La Push, Friday night

Posted by Ken Campbell January 3, 2009 0 Comment 451 views

I have the door wide open, even though it was snowing just ten minutes ago. The wood stove here is very, shall we say, efficient.

We rented a house for the weekend out here in La Push. I’ve actually stayed in this cabin before, a couple years ago, and it makes a decadently comfortable base camp. Any time you’ve got a shower and a kitchen and a wood-fired stove, you’ve got a well-appointed home base. It does make me feel a bit soft, but I spend enough nights sleeping on the ground through the course of a year that I don’t mind getting away with this scene now and again. I’m getting older, you see.

We got into town in the late afternoon, about an hour before sunset. I helped unpack the car, then headed down to the beach for a look at the surf, as well as to give the dog a chance to stretch his legs after the car ride. We made our way over to the river mouth as the waves pounded the sand. The surf was big but the swells have some shape and I’m hopeful about surfing opportunities tomorrow.

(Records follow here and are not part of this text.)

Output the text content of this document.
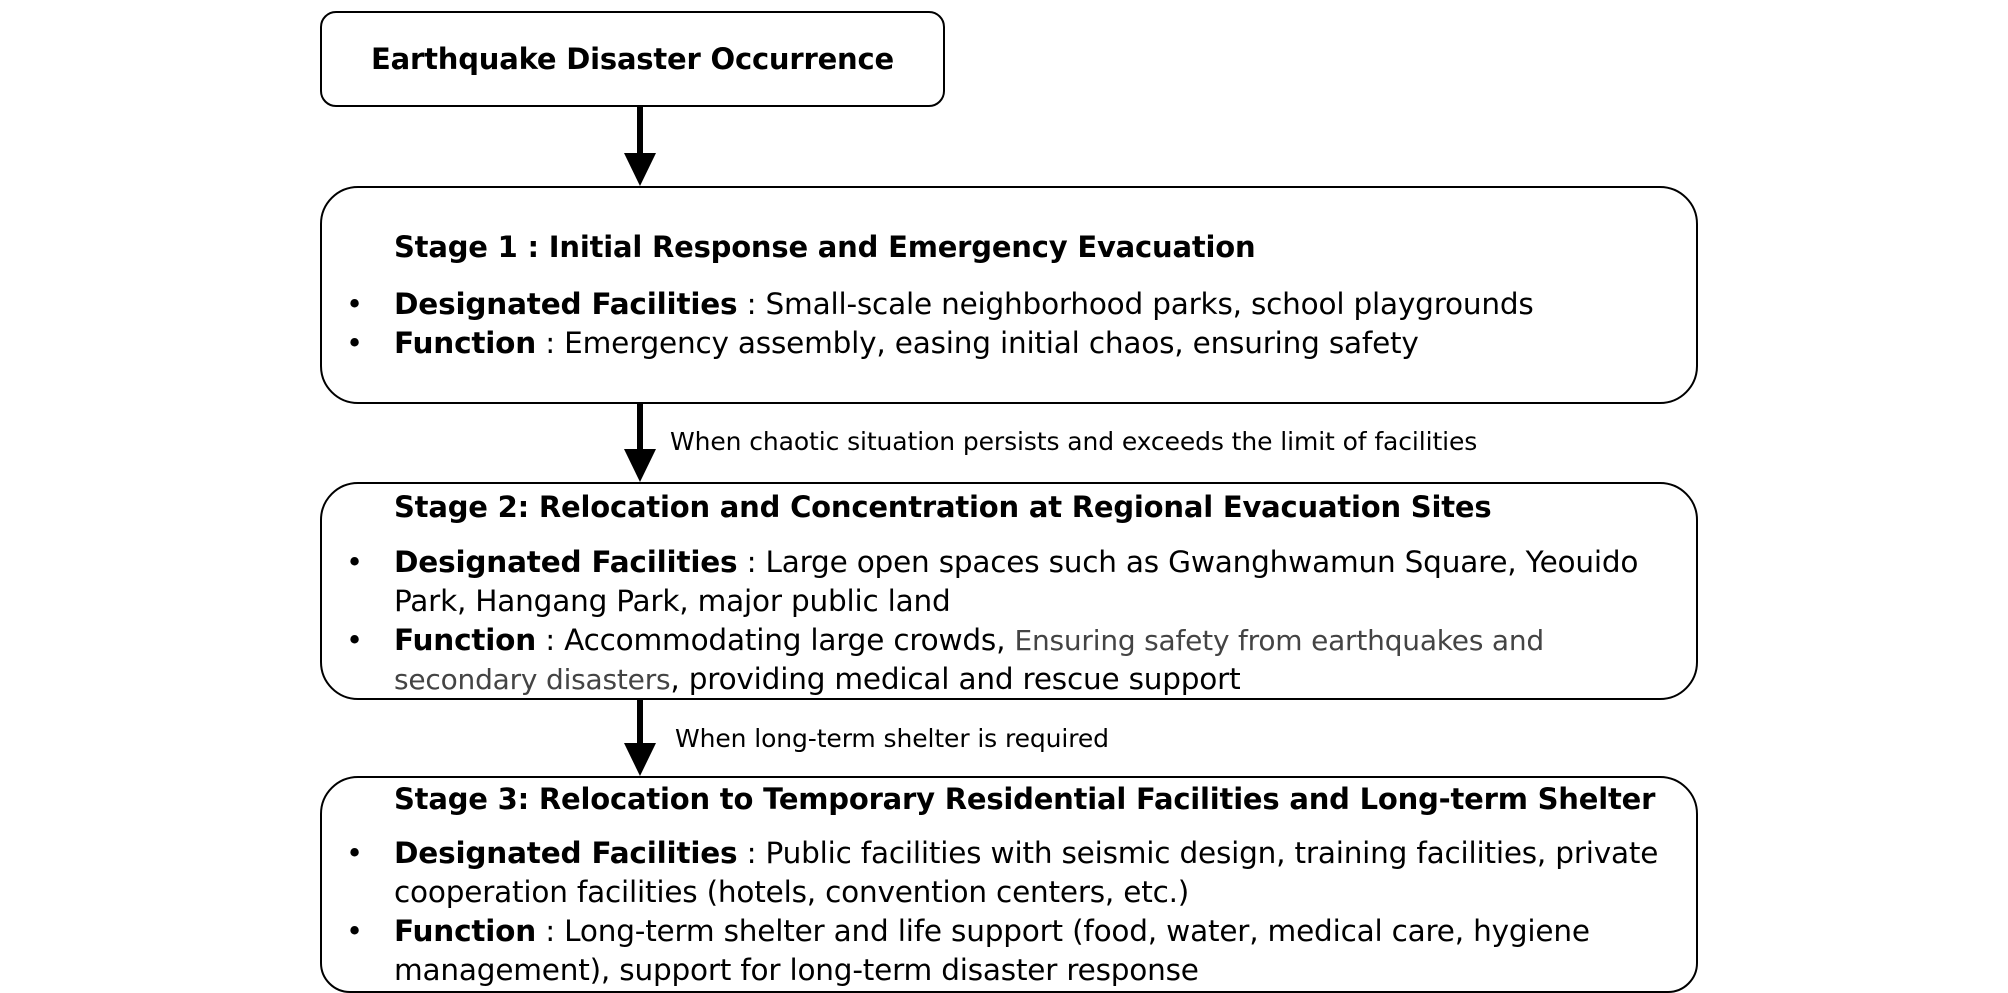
Earthquake Disaster Occurrence
When chaotic situation persists and exceeds the limit of facilities
When long-term shelter is required
Stage 1 : Initial Response and Emergency Evacuation
• Designated Facilities : Small-scale neighborhood parks, school playgrounds
• Function : Emergency assembly, easing initial chaos, ensuring safety
Stage 2: Relocation and Concentration at Regional Evacuation Sites
• Designated Facilities : Large open spaces such as Gwanghwamun Square, Yeouido Park, Hangang Park, major public land
• Function : Accommodating large crowds, Ensuring safety from earthquakes and secondary disasters, providing medical and rescue support
Stage 3: Relocation to Temporary Residential Facilities and Long-term Shelter
• Designated Facilities : Public facilities with seismic design, training facilities, private cooperation facilities (hotels, convention centers, etc.)
• Function : Long-term shelter and life support (food, water, medical care, hygiene management), support for long-term disaster response
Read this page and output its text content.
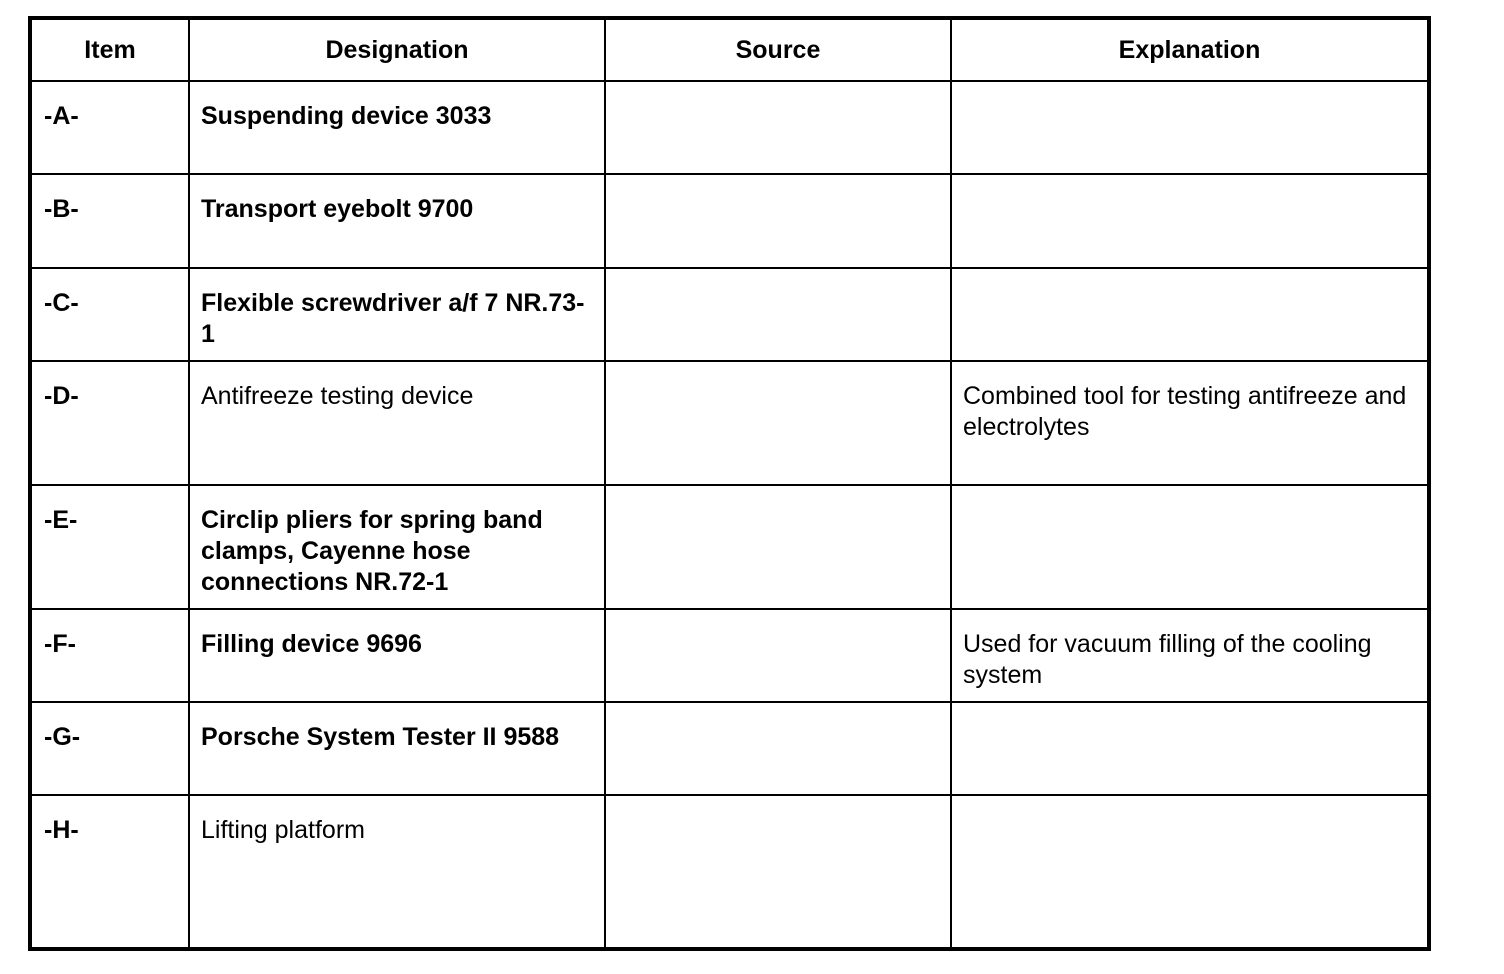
Item	Designation	Source	Explanation
-A-	Suspending device 3033		
-B-	Transport eyebolt 9700		
-C-	Flexible screwdriver a/f 7 NR.73-1		
-D-	Antifreeze testing device		Combined tool for testing antifreeze and electrolytes
-E-	Circlip pliers for spring band clamps, Cayenne hose connections NR.72-1		
-F-	Filling device 9696		Used for vacuum filling of the cooling system
-G-	Porsche System Tester II 9588		
-H-	Lifting platform		
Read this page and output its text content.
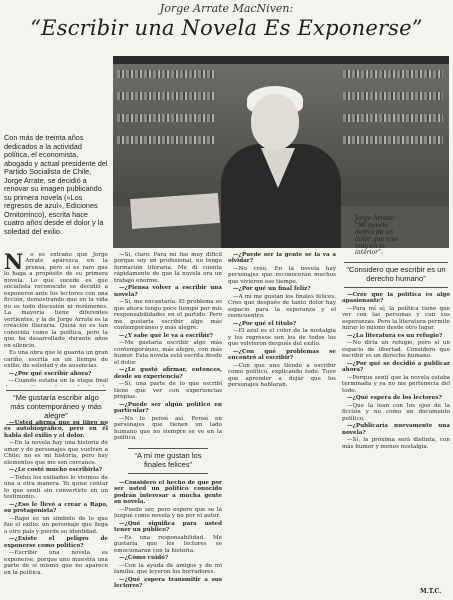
Jorge Arrate MacNiven:
“Escribir una Novela Es Exponerse”
Con más de treinta años dedicados a la actividad política, el economista, abogado y actual presidente del Partido Socialista de Chile, Jorge Arrate, se decidió a renovar su imagen publicando su primera novela («Los regresos de azul», Ediciones Ornitorrinco), escrita hace cuatro años desde el dolor y la soledad del exilio.
Jorge Arrate: “Mi novela deriva de un dolor que vivo muy en lo interior”.
N	o es extraño que Jorge Arrate aparezca en la prensa, pero sí es raro que lo haga a propósito de su primera novela. Lo que sucede es que socialista reconocido se decidió a exponerse ante los lectores con una ficción, demostrando que en la vida no es todo discusión ni resúmenes. La mayoría tiene diferentes vertientes, y la de Jorge Arrate es la creación literaria. Quizá no es tan conocida como la política, pero la que ha desarrollado durante años en silencio.

Es una obra que le guarda un gran cariño, escrita en un tiempo de exilio, de soledad y de ausencias.

—¿Por qué escribir ahora?

—Cuando estaba en la etapa final

“Me gustaría escribir algo más contemporáneo y más alegre”

—Usted afirma que su libro no es autobiográfico, pero en él habla del exilio y el dolor.

—En la novela hay una historia de amor y de personajes que vuelven a Chile; no es mi historia, pero hay elementos que me son cercanos.

—¿Le costó mucho escribirla?

—Todos los exiliados lo vivimos de una u otra manera. Yo quise contar lo que sentí sin convertirlo en un testimonio.

—¿Eso le llevó a crear a Rapo, su protagonista?

—Rapo es un símbolo de lo que fue el exilio: un personaje que llega a otro país y pierde su identidad.

—¿Existe el peligro de exponerse como político?

—Escribir una novela es exponerse, porque uno muestra una parte de sí mismo que no aparece en la política.

—Sí, claro. Para mí fue muy difícil porque soy un profesional, no tengo formación literaria. Me di cuenta rápidamente de que la novela era un trabajo enorme.

—¿Piensa volver a escribir una novela?

—Sí, me encantaría. El problema es que ahora tengo poco tiempo por mis responsabilidades en el partido. Pero me gustaría escribir algo más contemporáneo y más alegre.

—¿Y sabe qué le va a escribir?

—Me gustaría escribir algo más contemporáneo, más alegre, con más humor. Esta novela está escrita desde el dolor.

—¿Le gustó afirmar, entonces, desde su experiencia?

—Sí, una parte de lo que escribí tiene que ver con experiencias propias.

—¿Puede ser algún político en particular?

—No lo pensé así. Pensé en personajes que tienen un lado humano que no siempre se ve en la política.

“A mí me gustan los finales felices”

—Considero el hecho de que por ser usted un político conocido podrán interesar a mucha gente su novela.

—Puede ser, pero espero que se la juzgue como novela y no por el autor.

—¿Qué significa para usted tener un público?

—Es una responsabilidad. Me gustaría que los lectores se emocionaran con la historia.

—¿Cómo cuidó?

—Con la ayuda de amigos y de mi familia, que leyeron los borradores.

—¿Qué espera transmitir a sus lectores?

—¿Puede ser la gente se la va a olvidar?

—No creo. En la novela hay personajes que reconocerán muchos que vivieron ese tiempo.

—¿Por qué un final feliz?

—A mí me gustan los finales felices. Creo que después de tanto dolor hay espacio para la esperanza y el reencuentro.

—¿Por qué el título?

—El azul es el color de la nostalgia y los regresos son los de todos los que volvieron después del exilio.

—¿Con qué problemas se encontró al escribir?

—Con que uno tiende a escribir como político, explicando todo. Tuve que aprender a dejar que los personajes hablaran.

“Considero que escribir es un derecho humano”

—Cree que la política es algo apasionante?

—Para mí sí; la política tiene que ver con las personas y con sus esperanzas. Pero la literatura permite mirar lo mismo desde otro lugar.

—¿La literatura es un refugio?

—No diría un refugio, pero sí un espacio de libertad. Considero que escribir es un derecho humano.

—¿Por qué se decidió a publicar ahora?

—Porque sentí que la novela estaba terminada y ya no me pertenecía del todo.

—¿Qué espera de los lectores?

—Que la lean con los ojos de la ficción y no como un documento político.

—¿Publicaría nuevamente una novela?

—Sí, la próxima será distinta, con más humor y menos nostalgia.

M.T.C.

Where the river enters the bar, there is a breakwater. I turned here and went up into the town, which at this point is little more than a quiet collection of broken down houses. There are some civic buildings, a restaurant (closed), and a small fish packing plant, but mostly there are dilapidated wood-framed structures scattered along the main road through the community. Yards are peppered with rusting cars that have no tires, discarded appliances and dogs. Lots of dogs.

(To be fair, much of the village of La Push is located up the hill, away from the beach. I am only seeing a small piece of it along the waterfront.)

To the north of town lies the river. On the other side is Rialto Beach, Olympic National Park. There used to be a bridge here, but only pilings remain now. It’s a 20-mile drive to Rialto Beach from La Push these days, back up the highway toward Forks, and a left turn onto another road that ends near the park boundary. A bald eagle sat on the upper snags of a logjam in the middle of the river. He was out of camera range for me but I could still make out his crest of white and the turn of his head.

James Island dominated the western view. It is situated at the mouth of the river, where it splits the current and forms shifting beaches and sand bars. It is covered with a thick topping of spruce and hemlock that shimmer in the last rays of sunset. On the walk back to the cabin, it started to snow.

I just looked outside, and there’s an inch or so of snow out there now. A thin layer of white on the cars and the rooftops, on the rocks and the branches of the tall trees. Down on the beach, the logs and rocky high tide zone are likewise covered, and the different colors and textures of the gravelly shore are, for the moment, wearing the same uniform.